There is huge pressure for marketers to spend more on digital: it is where customers are spending more time, it is what everyone else is doing and the convenience metrics look good. So, it is nice to find an example of a company doing its homework and bucking the trend.

Direct Line Group won an IPA (UK) Gold Effectiveness Award in 2018 for a submission titled, ‘They went short. We went long’. Written by Carl Bratton and Ann Constantine of Direct Line Group and Nic Pietersma of Ebiquity the paper (which you can find on WARC) the paper documents how the team identified the full impact of Direct Line’s marketing on sales through its intermediate influence on brand consideration and other attitudinal metrics.

The analysis used to do so is very similar to Kantar Analytics’ Brand Structures modelling, first parsing out the influence of short-term sales drivers like price, direct media, and above the line media, then modelling the remaining base sales against consideration and awareness metrics. What they found was that on a short-term basis, marketing delivered around 40-50 percent of sales and that brand equity accounted for an additional 20-25 percent. The analysis found that when the full effects of brand media were taken into account, its cost per sale was very similar to that of acquisition media.


Price comparison websites have had a huge impact on how people buy insurance in the UK, essentially levelling the playing field so that price becomes the initial differentiator. As a result, most brands have cut their TV spend. By contrast Direct Line spends far more on TV share of voice than share of market, and have shifted budget from direct response TV, normally aired during the daytime, to brand TV, predominantly airing during peak. In 2017, 80 percent of the TV budget went to brand, up from just over 50% a few years earlier.

While Direct Line upped its investment in brand building TV and invested in its new ‘Fixer’ campaign starring Harvey Keitel, it also substantially reduced investment in digital display and programmatic online video compared to previous years spend and competitors. This change was not made without evidence. As the authors state in the IPA paper,

“We could find compelling evidence for both the long-term and short-term effectiveness of media lines such as TV and radio. By contrast, our research did not support continued investment in a number of programmatic digital media lines even on a short-term basis.”

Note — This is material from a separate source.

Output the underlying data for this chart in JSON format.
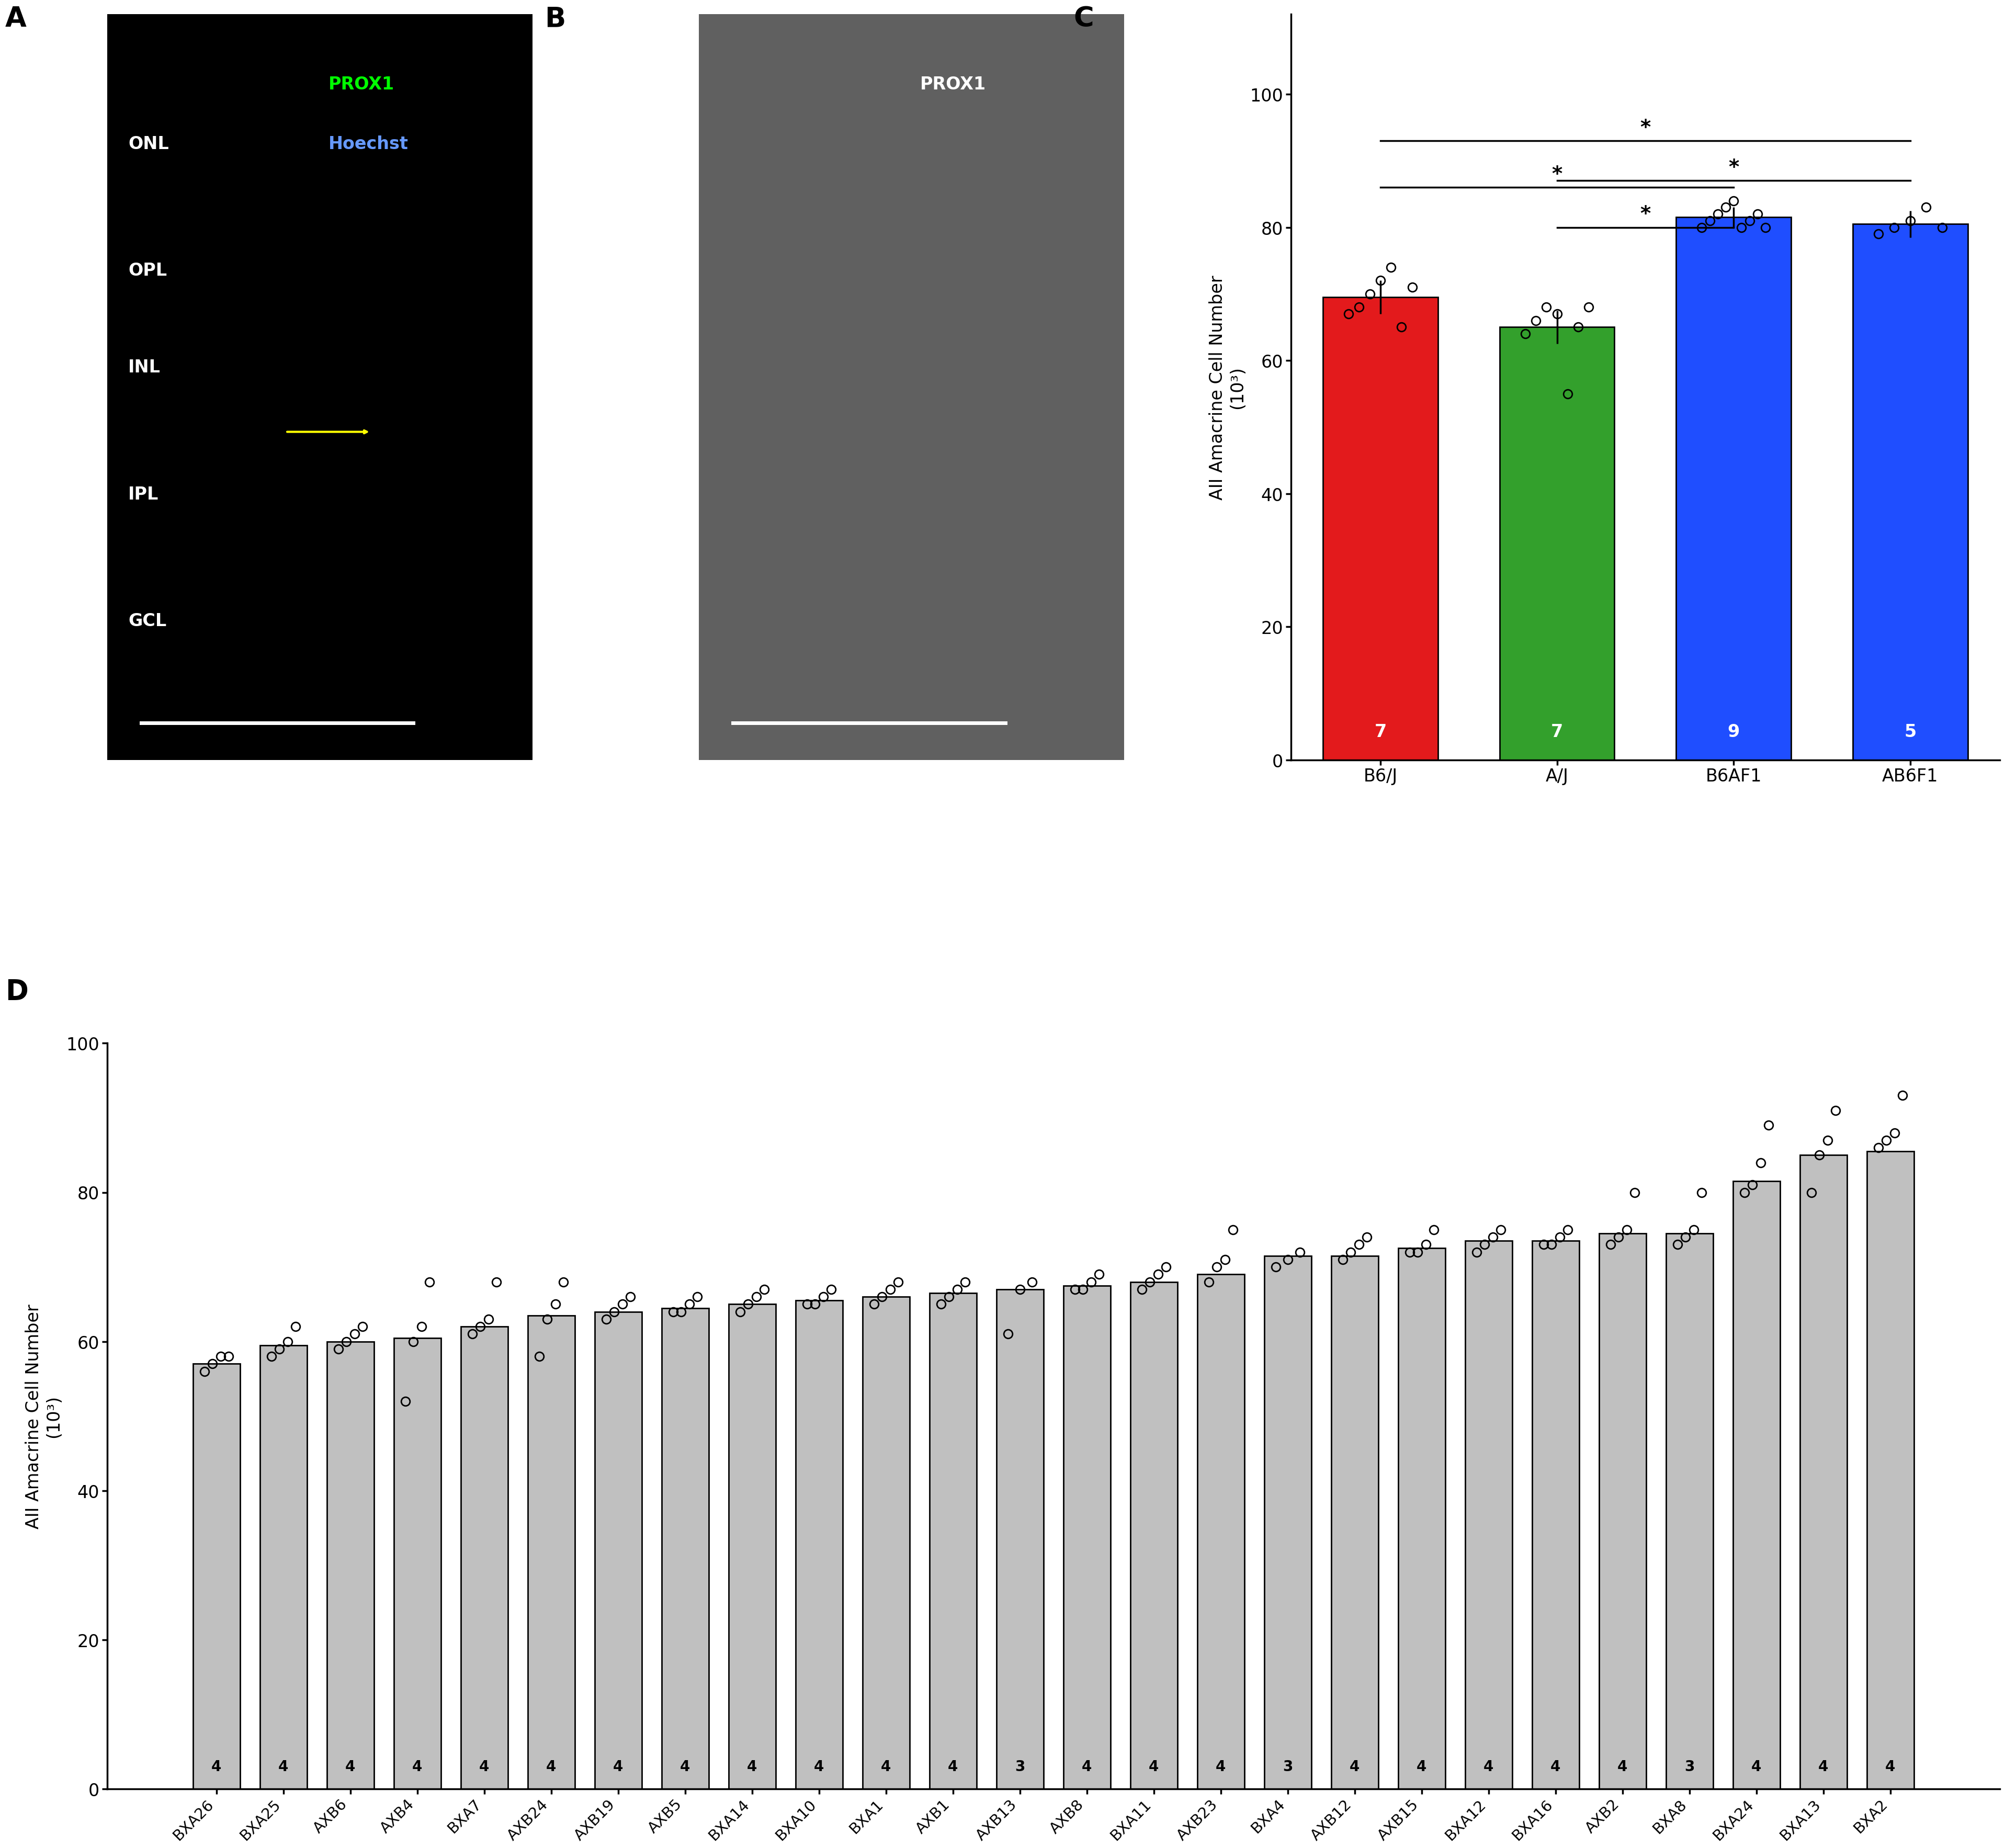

As many of our own studies for clients highlight, advertising is just one means to improve business performance. Direct Line Group’s equity analysis also identified complaints, customer service perceptions and customer recommendations as important influences on consideration and took steps to improve the customer experience. No doubt that investment helped lower churn as well as improve customer acquisition.

While the IPA paper does not split out Direct Line’s performance from other brands in the Direct Line Group (they also market Churchill and Privilege), it does report total in-force policies as increasing since 2014. This accords with BrandZ data that shows the proportion of people choosing Direct Line last increasing over the same time frame. BrandZ also shows that Direct Line is more successfully differentiating itself from the competition and that its stronger brand equity is helping to support its price point in a highly competitive market.

The thing I like about this case study is that the decisions made are data-driven and recognise that cost per impression is not a surrogate for cost per sale. After reading this hopefully a few more marketers might be willing to do the math and figure out how best to drive sales. But what do you think? Please share your thoughts.